Temat funkcjonuje w mieście. Już parę osób mnie pytało, czy chcecie wyciąć te lipy i ławki zlikwidować, te pod lipami – mówił Henryk Plato.
Radny Henryk Plato wyraził swoje zaniepokojenie doniesieniami o możliwym usunięciu lip oraz elementów małej architektury z placu przy Rynku. Zwracając się do burmistrza Rafała Kukli, przywołał – parafrazując znane słowa doradcy prezydenta USA ( hasło: „Gospodarka Głupcze!”), podkreślając, jak ważna jest dziś ochrona zieleni miejskiej.
Nie wiem, czy prezydent, czy doradca prezydenta powiedział – „Gospodarka Głupcze!”, tak powiedział. A ja mówię – „Klimat Głupcze!”, bo wszyscy chyba widzą co się dzieje z klimatem – dodał radny.

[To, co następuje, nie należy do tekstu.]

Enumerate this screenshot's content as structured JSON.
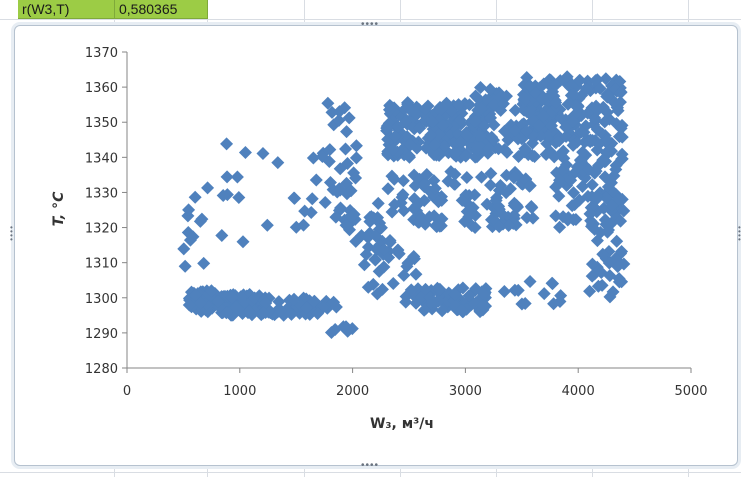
{
  "sheet": {
    "cell_label": "r(W3,T)",
    "cell_value": "0,580365"
  },
  "colors": {
    "marker": "#4f81bd",
    "cell_fill": "#9ccc45",
    "frame": "#b6c2cf"
  },
  "chart_data": {
    "type": "scatter",
    "marker": "diamond",
    "title": "",
    "xlabel": "W₃, м³/ч",
    "ylabel": "T, °C",
    "xlim": [
      0,
      5000
    ],
    "ylim": [
      1280,
      1370
    ],
    "xticks": [
      "0",
      "1000",
      "2000",
      "3000",
      "4000",
      "5000"
    ],
    "yticks": [
      "1280",
      "1290",
      "1300",
      "1310",
      "1320",
      "1330",
      "1340",
      "1350",
      "1360",
      "1370"
    ],
    "grid": false,
    "legend": "none",
    "clusters": [
      {
        "x": [
          550,
          800
        ],
        "y": [
          1296,
          1302
        ],
        "count": 60
      },
      {
        "x": [
          800,
          1200
        ],
        "y": [
          1295,
          1301
        ],
        "count": 70
      },
      {
        "x": [
          1200,
          1780
        ],
        "y": [
          1295,
          1300
        ],
        "count": 60
      },
      {
        "x": [
          500,
          700
        ],
        "y": [
          1308,
          1330
        ],
        "count": 10
      },
      {
        "x": [
          600,
          1400
        ],
        "y": [
          1315,
          1345
        ],
        "count": 14
      },
      {
        "x": [
          1400,
          2000
        ],
        "y": [
          1320,
          1330
        ],
        "count": 14
      },
      {
        "x": [
          1650,
          2050
        ],
        "y": [
          1330,
          1356
        ],
        "count": 28
      },
      {
        "x": [
          1900,
          2300
        ],
        "y": [
          1312,
          1325
        ],
        "count": 20
      },
      {
        "x": [
          2100,
          2600
        ],
        "y": [
          1298,
          1335
        ],
        "count": 60
      },
      {
        "x": [
          2300,
          3200
        ],
        "y": [
          1340,
          1356
        ],
        "count": 200
      },
      {
        "x": [
          2600,
          3200
        ],
        "y": [
          1296,
          1303
        ],
        "count": 70
      },
      {
        "x": [
          2600,
          3600
        ],
        "y": [
          1320,
          1336
        ],
        "count": 90
      },
      {
        "x": [
          3000,
          3800
        ],
        "y": [
          1340,
          1360
        ],
        "count": 110
      },
      {
        "x": [
          3500,
          4400
        ],
        "y": [
          1344,
          1363
        ],
        "count": 170
      },
      {
        "x": [
          3800,
          4400
        ],
        "y": [
          1320,
          1345
        ],
        "count": 90
      },
      {
        "x": [
          4100,
          4420
        ],
        "y": [
          1300,
          1330
        ],
        "count": 50
      },
      {
        "x": [
          3300,
          3900
        ],
        "y": [
          1298,
          1306
        ],
        "count": 12
      },
      {
        "x": [
          1800,
          2000
        ],
        "y": [
          1290,
          1301
        ],
        "count": 8
      }
    ]
  }
}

Radny zaznaczył, że obecność drzew w centrum miasta to nie tylko kwestia estetyki, ale przede wszystkim komfortu mieszkańców i troski o klimat. Zwrócił się do burmistrza z pytaniem o konkrety dotyczące planów przebudowy rynku.
Burmistrz Rafał Kukla odniósł się do tych obaw, uspokajając, że ławki na rynku na pewno nie znikną, a cała przestrzeń zostanie wzbogacona o dodatkową zieleń. Podkreślił, że projekt modernizacji rynku jest w końcowej fazie przygotowań i już wkrótce zostanie zaprezentowany zarówno radnym, jak i mieszkańcom.
O lipach na gorlickim Rynku pisaliśmy w kwietniu.